Repository URL:
http://philsci-archive.pitt.edu/id/eprint/4209
Author(s):
James Tabery
preprint description
This essay examines the origin(s) of genotype-environment interaction, or G×E. “Origin(s)” and not “the origin” because the thesis is that there were actually two distinct concepts of G×E at this beginning: a biometric concept, or G×EB, and a developmental concept, or G×ED. R. A. Fisher, one of the founders of population genetics and the creator of the statistical analysis of variance, introduced the biometric concept as he attempted to resolve one of the main problems in the biometric tradition of biology—partitioning the relative contributions of nature and nurture responsible for variation in a population.
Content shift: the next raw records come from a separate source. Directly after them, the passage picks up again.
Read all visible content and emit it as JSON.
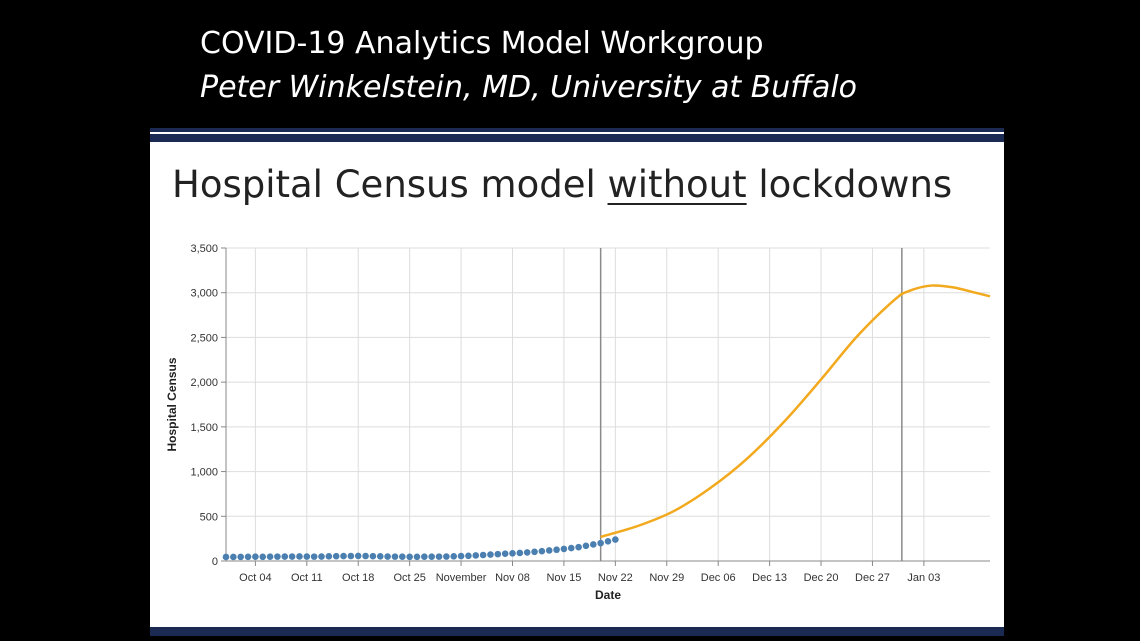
{
  "header": {
    "line1": "COVID-19 Analytics Model Workgroup",
    "line2": "Peter Winkelstein, MD, University at Buffalo"
  },
  "slide": {
    "title_before": "Hospital Census model ",
    "title_underlined": "without",
    "title_after": " lockdowns"
  },
  "colors": {
    "navy_rule": "#1b2a52",
    "observed_points": "#4a7fb0",
    "model_line": "#f2a91e",
    "gridline": "#dddddd"
  },
  "chart_data": {
    "type": "line",
    "xlabel": "Date",
    "ylabel": "Hospital Census",
    "ylim": [
      0,
      3500
    ],
    "y_ticks": [
      0,
      500,
      1000,
      1500,
      2000,
      2500,
      3000,
      3500
    ],
    "y_tick_labels": [
      "0",
      "500",
      "1,000",
      "1,500",
      "2,000",
      "2,500",
      "3,000",
      "3,500"
    ],
    "x_range": [
      "2020-09-30",
      "2021-01-12"
    ],
    "x_ticks": [
      "2020-10-04",
      "2020-10-11",
      "2020-10-18",
      "2020-10-25",
      "2020-11-01",
      "2020-11-08",
      "2020-11-15",
      "2020-11-22",
      "2020-11-29",
      "2020-12-06",
      "2020-12-13",
      "2020-12-20",
      "2020-12-27",
      "2021-01-03"
    ],
    "x_tick_labels": [
      "Oct 04",
      "Oct 11",
      "Oct 18",
      "Oct 25",
      "November",
      "Nov 08",
      "Nov 15",
      "Nov 22",
      "Nov 29",
      "Dec 06",
      "Dec 13",
      "Dec 20",
      "Dec 27",
      "Jan 03"
    ],
    "grid": true,
    "vertical_markers": [
      "2020-11-20",
      "2020-12-31"
    ],
    "series": [
      {
        "kind": "points",
        "color": "#4a7fb0",
        "x": [
          "2020-09-30",
          "2020-10-01",
          "2020-10-02",
          "2020-10-03",
          "2020-10-04",
          "2020-10-05",
          "2020-10-06",
          "2020-10-07",
          "2020-10-08",
          "2020-10-09",
          "2020-10-10",
          "2020-10-11",
          "2020-10-12",
          "2020-10-13",
          "2020-10-14",
          "2020-10-15",
          "2020-10-16",
          "2020-10-17",
          "2020-10-18",
          "2020-10-19",
          "2020-10-20",
          "2020-10-21",
          "2020-10-22",
          "2020-10-23",
          "2020-10-24",
          "2020-10-25",
          "2020-10-26",
          "2020-10-27",
          "2020-10-28",
          "2020-10-29",
          "2020-10-30",
          "2020-10-31",
          "2020-11-01",
          "2020-11-02",
          "2020-11-03",
          "2020-11-04",
          "2020-11-05",
          "2020-11-06",
          "2020-11-07",
          "2020-11-08",
          "2020-11-09",
          "2020-11-10",
          "2020-11-11",
          "2020-11-12",
          "2020-11-13",
          "2020-11-14",
          "2020-11-15",
          "2020-11-16",
          "2020-11-17",
          "2020-11-18",
          "2020-11-19",
          "2020-11-20",
          "2020-11-21",
          "2020-11-22"
        ],
        "y": [
          45,
          45,
          46,
          47,
          48,
          47,
          48,
          49,
          50,
          50,
          51,
          50,
          49,
          50,
          52,
          54,
          55,
          56,
          57,
          56,
          54,
          52,
          50,
          49,
          48,
          47,
          47,
          48,
          48,
          49,
          50,
          52,
          55,
          58,
          62,
          67,
          72,
          77,
          82,
          86,
          90,
          96,
          103,
          110,
          118,
          126,
          135,
          145,
          155,
          170,
          185,
          200,
          220,
          240
        ]
      },
      {
        "kind": "line",
        "color": "#f2a91e",
        "x": [
          "2020-11-20",
          "2020-11-25",
          "2020-11-30",
          "2020-12-05",
          "2020-12-10",
          "2020-12-15",
          "2020-12-20",
          "2020-12-25",
          "2020-12-30",
          "2021-01-01",
          "2021-01-04",
          "2021-01-07",
          "2021-01-10",
          "2021-01-12"
        ],
        "y": [
          270,
          390,
          560,
          820,
          1150,
          1560,
          2030,
          2520,
          2920,
          3020,
          3080,
          3060,
          3000,
          2960
        ]
      }
    ]
  }
}
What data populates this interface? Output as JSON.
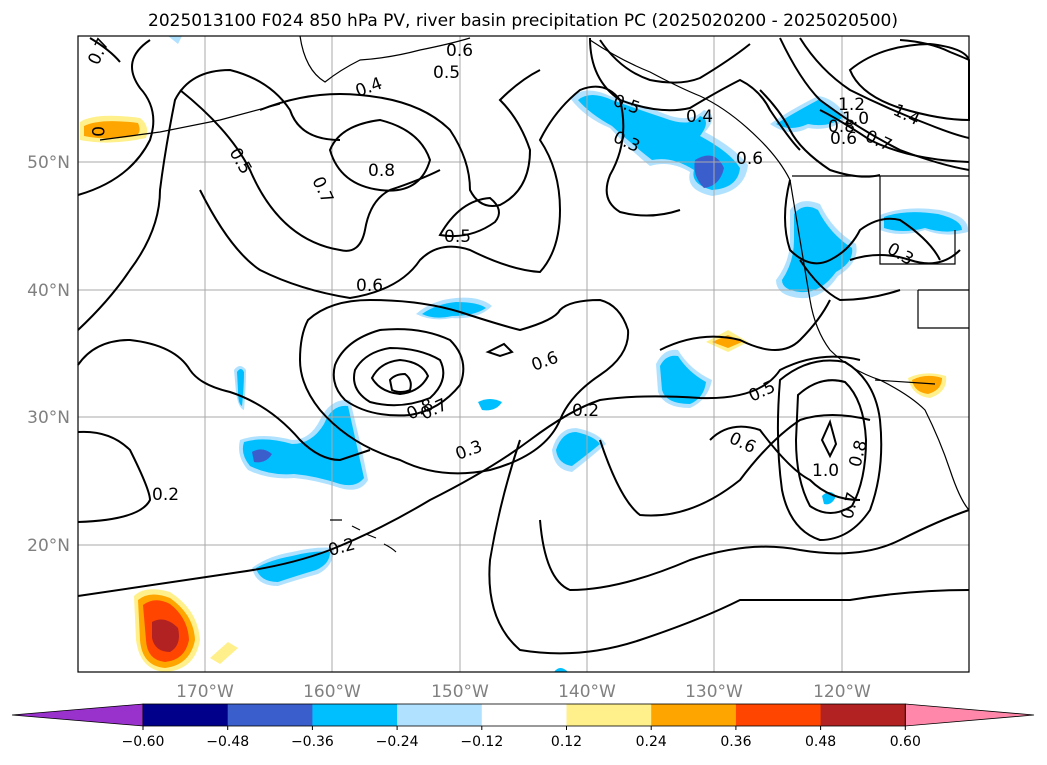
{
  "title": "2025013100 F024 850 hPa PV, river basin precipitation PC (2025020200 - 2025020500)",
  "axes": {
    "lat_ticks": [
      "50°N",
      "40°N",
      "30°N",
      "20°N"
    ],
    "lon_ticks": [
      "170°W",
      "160°W",
      "150°W",
      "140°W",
      "130°W",
      "120°W"
    ]
  },
  "colorbar": {
    "colors": [
      "#9932cc",
      "#00008b",
      "#3a5fcd",
      "#00bfff",
      "#b0e2ff",
      "#ffffff",
      "#fff08c",
      "#ffa500",
      "#ff4500",
      "#b22222",
      "#ff88aa"
    ],
    "tick_labels": [
      "−0.60",
      "−0.48",
      "−0.36",
      "−0.24",
      "−0.12",
      "0.12",
      "0.24",
      "0.36",
      "0.48",
      "0.60"
    ]
  },
  "contour_labels": [
    "0.7",
    "0.6",
    "0.5",
    "0.4",
    "0.8",
    "0.5",
    "0.7",
    "0.5",
    "0.6",
    "0.5",
    "0.3",
    "0.4",
    "0.6",
    "1.2",
    "1.0",
    "0.8",
    "0.6",
    "0.7",
    "1.4",
    "0.3",
    "0.6",
    "0.8",
    "0.7",
    "0.2",
    "0.3",
    "0.5",
    "0.6",
    "1.0",
    "0.8",
    "0.7",
    "0.2",
    "0.2",
    "0"
  ]
}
Lancelot Hogben, an experimental embryologist and also a statistician, introduced the developmental concept as he attempted to resolve one of the main problems in the developmental tradition of biology—determining the role that developmental relationships between genotype and environment played in the generation of variation. To argue for this thesis, I outline Fisher and Hogben’s separate routes to their respective concepts of G×E; then these separate interpretations of G×E are drawn on to explicate a debate between Fisher and Hogben over the importance of G×E, the first installment of a persistent controversy. Finally, Fisher’s G×EB and Hogben’s G×ED are traced beyond their own work into mid-20th C. population and developmental genetics, and then into the infamous IQ Controversy of the 1970’s.